Content note: The novel contains graphic death scenes and deals with suicide extensively. This review also discusses suicide and death quite briefly.
Bingo square: Earth day: the novel deals with pollution and decay and environmental ruin
I was by way of being a movie buff for a while in the early 2000s (which is how I found Pajiba), and I watched Sofia Coppola’s 1999 adaptation of The Virgin Suicides then, and read the book afterwards. I think it was that way around–I remember being surprised at the visceral nature of the rot in the novel, which Coppola’s film, a dreamy and golden and somehow still dark and heart-rending masterpiece elides considerably (and understandably, considering the medium). We inhale chemical pollution and burning rubber from motor plants, we smell decay, we smell entrapment and emotional claustrophobia, we smell desire, which is not an ethereal scent in the novel, it’s animal. Eugenides’s novel is Gothic at heart, I think (and probably others have as well)–it harks back to the Old Gothic, the late eighteenth-century/early nineteenth-century novels about medieval girls confined in towers or dungeons in the middle of forests, forced to deny their selves and their desires, forced to sit in corners and tell their rosary beads, waiting for rescue or death.
But this is early 1970s Detroit (I think? I forget if Detroit is actually mentioned in the book or if I remember that from the film, despite the fact that I reread the book two days ago), this is a leafy suburb (although it gets progressively less leafy over the course of the novel as the trees that line the street are cut down due to a Dutch elm beetle infestation), and this is America. The five Lisbon girls are in high school; their family is Catholic, and their mother is doing her best to stamp out any potential sins of the flesh among her daughters. We don’t actually get to see what their family life is like from the inside–our narrator is a ‘we’ voice, a group of boys at school with the Lisbon sisters who watch them in classes and corridors and playing fields, and from across the street, and continue to watch them, in a way, after their deaths–the title of the novel is a spoiler, not a metaphor. The boys are obsessed with piecing together the girls’ lives through various artefacts and interviews, haunted by the thought that the sisters remain unknowable and unsaveable. I don’t want to say too much about the suicide elements of the novel but I do think that resisting metaphor, resisting turning the girls and their deaths–and perhaps anyone and their deaths–into symbol and thereby diminishing them, or accepting the illegibility of things that seem to be patterns, and indeed the illegibility of other people, are some things that Eugenides might be trying to evoke here?
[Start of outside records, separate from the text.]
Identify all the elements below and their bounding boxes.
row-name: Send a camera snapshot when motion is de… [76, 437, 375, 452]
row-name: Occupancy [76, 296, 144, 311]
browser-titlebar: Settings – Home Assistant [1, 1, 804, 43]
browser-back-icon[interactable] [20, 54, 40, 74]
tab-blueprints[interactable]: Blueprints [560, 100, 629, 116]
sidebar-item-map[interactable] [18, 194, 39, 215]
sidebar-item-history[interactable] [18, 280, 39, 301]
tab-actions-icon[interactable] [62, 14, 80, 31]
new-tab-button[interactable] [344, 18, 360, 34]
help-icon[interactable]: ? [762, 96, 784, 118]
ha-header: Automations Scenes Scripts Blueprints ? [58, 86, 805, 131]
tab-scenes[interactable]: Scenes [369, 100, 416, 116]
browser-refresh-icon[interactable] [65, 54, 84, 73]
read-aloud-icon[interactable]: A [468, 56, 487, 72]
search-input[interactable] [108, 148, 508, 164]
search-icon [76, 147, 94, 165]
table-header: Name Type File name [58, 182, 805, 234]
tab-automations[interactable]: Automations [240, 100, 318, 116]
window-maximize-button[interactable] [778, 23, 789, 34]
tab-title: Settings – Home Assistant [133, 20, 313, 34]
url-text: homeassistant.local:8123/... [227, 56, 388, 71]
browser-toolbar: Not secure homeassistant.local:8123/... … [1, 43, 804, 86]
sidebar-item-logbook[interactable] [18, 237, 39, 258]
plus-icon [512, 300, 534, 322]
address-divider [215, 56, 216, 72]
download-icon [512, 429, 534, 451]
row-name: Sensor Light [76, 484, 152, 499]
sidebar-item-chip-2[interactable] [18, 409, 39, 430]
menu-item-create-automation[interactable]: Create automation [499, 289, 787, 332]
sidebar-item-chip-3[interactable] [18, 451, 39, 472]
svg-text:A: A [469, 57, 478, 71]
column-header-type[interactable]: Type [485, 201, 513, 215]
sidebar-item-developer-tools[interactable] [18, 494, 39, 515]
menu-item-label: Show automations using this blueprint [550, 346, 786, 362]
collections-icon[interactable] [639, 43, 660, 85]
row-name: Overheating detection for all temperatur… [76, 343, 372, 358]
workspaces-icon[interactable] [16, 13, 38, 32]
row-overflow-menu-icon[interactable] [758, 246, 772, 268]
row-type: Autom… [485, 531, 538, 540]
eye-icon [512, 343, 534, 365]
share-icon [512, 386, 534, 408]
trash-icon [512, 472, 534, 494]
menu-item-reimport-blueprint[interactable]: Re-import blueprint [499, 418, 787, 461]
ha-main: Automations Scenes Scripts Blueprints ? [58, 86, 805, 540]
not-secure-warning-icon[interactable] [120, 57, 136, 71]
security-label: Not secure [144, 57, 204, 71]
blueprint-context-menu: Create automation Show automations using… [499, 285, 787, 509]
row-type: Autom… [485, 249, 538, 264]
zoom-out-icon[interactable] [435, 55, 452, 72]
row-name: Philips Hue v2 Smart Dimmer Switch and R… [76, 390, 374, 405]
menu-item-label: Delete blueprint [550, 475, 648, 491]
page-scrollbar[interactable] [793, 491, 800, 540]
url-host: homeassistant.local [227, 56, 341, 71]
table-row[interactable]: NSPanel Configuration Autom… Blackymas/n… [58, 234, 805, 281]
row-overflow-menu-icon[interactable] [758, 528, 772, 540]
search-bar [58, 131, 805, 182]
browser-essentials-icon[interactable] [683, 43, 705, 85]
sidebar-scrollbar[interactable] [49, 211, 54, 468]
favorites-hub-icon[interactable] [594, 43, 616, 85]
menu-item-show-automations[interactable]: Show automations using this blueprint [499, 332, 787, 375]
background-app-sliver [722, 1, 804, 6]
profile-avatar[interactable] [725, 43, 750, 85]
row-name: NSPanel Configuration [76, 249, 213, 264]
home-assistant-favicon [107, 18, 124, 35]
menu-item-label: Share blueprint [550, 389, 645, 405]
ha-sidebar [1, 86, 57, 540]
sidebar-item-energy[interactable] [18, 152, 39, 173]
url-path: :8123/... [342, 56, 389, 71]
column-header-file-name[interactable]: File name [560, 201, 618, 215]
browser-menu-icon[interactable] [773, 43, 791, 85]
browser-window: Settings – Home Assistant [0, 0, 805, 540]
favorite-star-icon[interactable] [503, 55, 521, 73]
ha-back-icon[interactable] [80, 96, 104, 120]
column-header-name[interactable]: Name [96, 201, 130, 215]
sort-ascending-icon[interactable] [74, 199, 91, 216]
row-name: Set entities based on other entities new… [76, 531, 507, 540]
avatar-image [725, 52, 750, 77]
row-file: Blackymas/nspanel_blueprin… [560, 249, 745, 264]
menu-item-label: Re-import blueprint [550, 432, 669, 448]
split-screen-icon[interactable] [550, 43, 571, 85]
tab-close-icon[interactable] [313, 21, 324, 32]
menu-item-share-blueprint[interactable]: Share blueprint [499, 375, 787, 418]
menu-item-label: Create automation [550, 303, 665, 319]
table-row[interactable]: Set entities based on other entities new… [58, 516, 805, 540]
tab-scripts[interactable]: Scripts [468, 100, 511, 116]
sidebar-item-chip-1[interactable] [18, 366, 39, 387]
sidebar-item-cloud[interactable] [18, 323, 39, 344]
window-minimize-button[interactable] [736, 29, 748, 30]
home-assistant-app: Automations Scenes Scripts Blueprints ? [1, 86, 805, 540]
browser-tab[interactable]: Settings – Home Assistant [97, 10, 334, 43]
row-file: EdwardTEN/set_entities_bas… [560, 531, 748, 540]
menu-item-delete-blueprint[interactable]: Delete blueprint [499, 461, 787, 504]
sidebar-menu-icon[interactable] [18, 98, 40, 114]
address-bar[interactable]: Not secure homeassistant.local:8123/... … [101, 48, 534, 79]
I don’t know. It’s stunningly written but it’s not at all an easy novel, on many levels–it’s brilliant and complex and treads a lot of very finely balanced fine lines–your mileage may well vary as to how successfully.
One of the things that the ‘we’ narrator comments on is the temptation to link the girls’ deaths to their environment–not just their cramped and surveilled quarters within their home, but also the wider social and political context. This is the 1970s, the Vietnam war is happening, Mrs. Lisbon forces one of her daughters to burn her vinyl rock records, releasing acrid fumes into the air. Everything is poison, everything is decaying: all the parents in the suburb seem somehow at a loss, as if the world they are complicit in building is vastly disorienting.
“[T]hey said nothing, and our parents said nothing, so that we sensed how ancient they were, how accustomed to trauma, depressions, and wars. We realised that the version of the world they rendered for us was not the world they really believed in, and that for all their caretaking and bitching about crabgrass they didn’t give a damn about lawns.”
A lot of this resonates today, of course, perhaps even more than in 1993. I don’t have kids but I’m in my early forties and I’m really fucking tired and angry and anxious all the time, especially when I look at the young people and little ones in and around my life. But there aren’t easy single answers or resolutions to any of this–so I guess the next best thing–after voting and recycling and boycotting the worst-polluting corporations and maybe AI and trying to care about each other and ourselves–is to write about it? Art has to matter somehow, right, any act of creation in the face of the negation of death. It fucking has to.
Title quote from ‘Make it With You’ by Bread (1970), quoted in the novel.